Government Attention
Information Security has been getting quite a lot of Government attention in Hong Kong recently: this includes HKCERT, Hongkong Post CA, expansion of the Police Computer Crime Unit, plans for a Smart ID card, and a recent Interdepartmental Report on Computer Related Crime. Some of these are reflections of changes and initiatives in other parts of the world – the report recommends some legislation similar to that in the USA and UK.
Time for Forgetting
One of these legal recommendations is to jail people for forgetting their passwords! This is probably the dream of all systems administrators and helpdesk staff. In fact, this is broadly similar to the UK Regulation of Investigatory Powers (RIP) bill discussed previously in this column. Lawyers may discuss the “reversing the burden of proof” but it is easier to understand that jail or a large fine for a memory lapse at the wrong time is excessive. There are even worse possibilities; it makes a criminal record an advantage. We all know about public key cryptography: you publish a public key, and then anyone can send you messages that only you can decrypt. Someone who received an encrypted file from a known criminal might be required to decrypt it, but suppose it was not encrypted using one of your public keys? There is no way to prove that you do not have a key to decrypt a file. Therefore a criminal could blackmail you by threatening to send you a file that you cannot decrypt. I think it is a bad idea to make a law that opens up such an opportunity for criminals.
HKCERT
The Hong Kong Computer Emergency Response Team was launched at the end of February with HK$10.7 million from the government's Innovation and Technology Fund and will be operated by the Hong Kong Productivity Council. Similar to CERTs in other countries, the organization's mission is to collect information relating to computer security such as the latest viruses, security weaknesses and counter-measures, and disseminate them to the public. It will focus on the needs of the small and medium-sized enterprises (SMEs), which include over 90% of the companies in Hong Kong.
It is absolutely necessary to have a CERT in major IT centres; it provides a vital coordination role and will act as a trusted source of information and alerts for the Internet using public and organizations. This move fits well with the Governments plans to make Hong Kong a regional IT hub. Large organizations can also form CERTs for their internal needs.
Port Scanning
Anyone who runs a firewall, or personal firewall software, will be familiar with port scanning: crackers using programs to attempt to connect to many services on a computer, or a service on many computers. We can compare this to a criminal who walks down a line of parked cars, trying every door-handle – he’s looking for one that is open and can be robbed. The problem on the Internet is, even though legislation in many countries makes unauthorized access to a computer a crime, attempting to connect and failing, or “casing the joint” is not.
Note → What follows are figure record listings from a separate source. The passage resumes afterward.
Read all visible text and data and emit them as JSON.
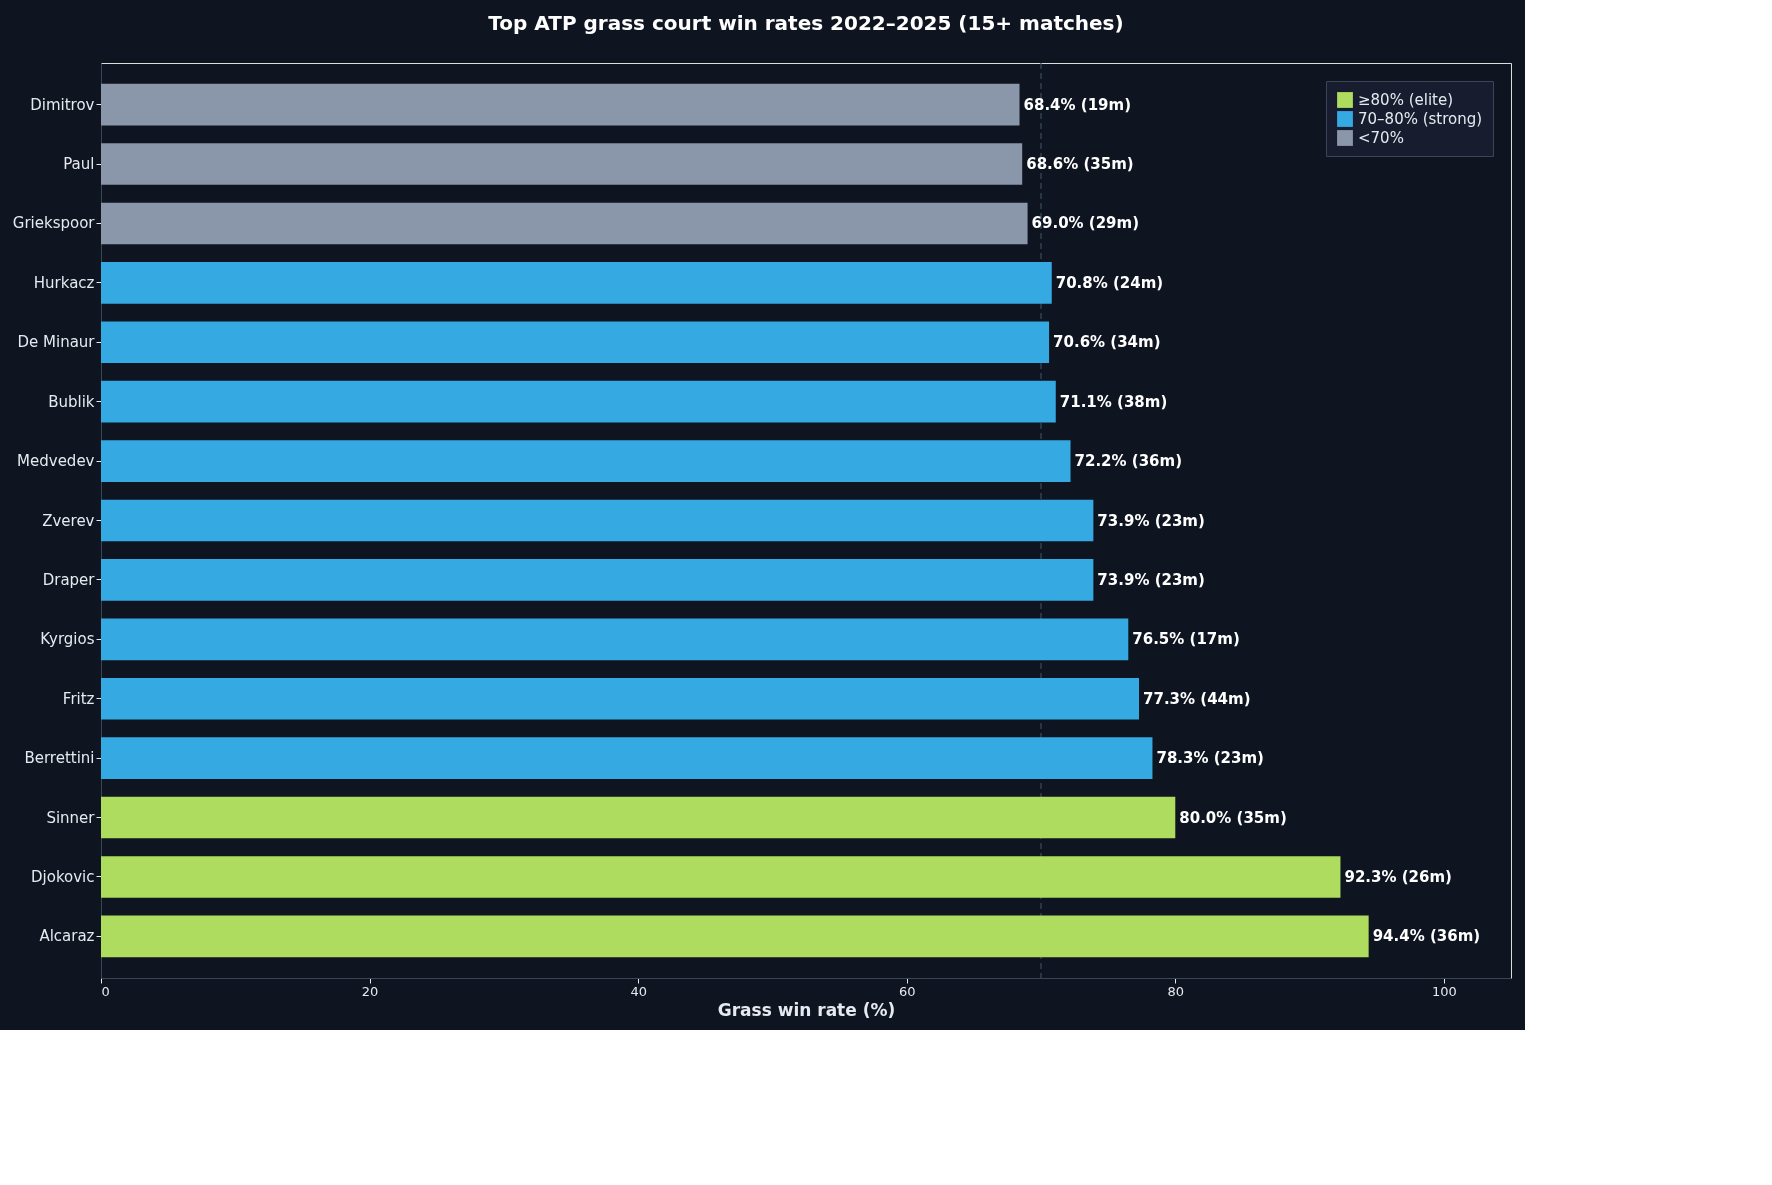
{
  "chart_data": {
    "type": "bar",
    "orientation": "horizontal",
    "title": "Top ATP grass court win rates 2022–2025 (15+ matches)",
    "xlabel": "Grass win rate (%)",
    "categories": [
      "Dimitrov",
      "Paul",
      "Griekspoor",
      "Hurkacz",
      "De Minaur",
      "Bublik",
      "Medvedev",
      "Zverev",
      "Draper",
      "Kyrgios",
      "Fritz",
      "Berrettini",
      "Sinner",
      "Djokovic",
      "Alcaraz"
    ],
    "series": [
      {
        "name": "≥80% (elite)",
        "color": "#addc5f",
        "values": [
          null,
          null,
          null,
          null,
          null,
          null,
          null,
          null,
          null,
          null,
          null,
          null,
          80.0,
          92.3,
          94.4
        ],
        "value_labels": [
          null,
          null,
          null,
          null,
          null,
          null,
          null,
          null,
          null,
          null,
          null,
          null,
          "80.0% (35m)",
          "92.3% (26m)",
          "94.4% (36m)"
        ]
      },
      {
        "name": "70–80% (strong)",
        "color": "#35a9e2",
        "values": [
          null,
          null,
          null,
          70.8,
          70.6,
          71.1,
          72.2,
          73.9,
          73.9,
          76.5,
          77.3,
          78.3,
          null,
          null,
          null
        ],
        "value_labels": [
          null,
          null,
          null,
          "70.8% (24m)",
          "70.6% (34m)",
          "71.1% (38m)",
          "72.2% (36m)",
          "73.9% (23m)",
          "73.9% (23m)",
          "76.5% (17m)",
          "77.3% (44m)",
          "78.3% (23m)",
          null,
          null,
          null
        ]
      },
      {
        "name": "<70%",
        "color": "#8a97ab",
        "values": [
          68.4,
          68.6,
          69.0,
          null,
          null,
          null,
          null,
          null,
          null,
          null,
          null,
          null,
          null,
          null,
          null
        ],
        "value_labels": [
          "68.4% (19m)",
          "68.6% (35m)",
          "69.0% (29m)",
          null,
          null,
          null,
          null,
          null,
          null,
          null,
          null,
          null,
          null,
          null,
          null
        ]
      }
    ],
    "xlim": [
      0,
      105
    ],
    "xticks": [
      0,
      20,
      40,
      60,
      80,
      100
    ],
    "ref_lines": [
      {
        "axis": "x",
        "value": 70,
        "color": "#3d4b5e",
        "line_style": "dashed"
      }
    ],
    "grid": false,
    "legend": "top right"
  }
}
We see the firewall logs where he fails, but we do not see where he succeeds. Even though the attempts are failing, a cleverer cracker can use the sheer volume of the log files to try to hide the successful attacks.
I think it would be useful to make port and host scanning a minor crime, so that the perpetrator’s computer can be searched for further evidence, and so that the Police can use their discretion to impress on “script-kiddies”, and their parents, that they are doing something wrong before they get too deeply involved. Unfortunately, the report on computer related crime did not address this. I would be interested to hear of attempts to address this in other jurisdictions, or opinion on if it could work.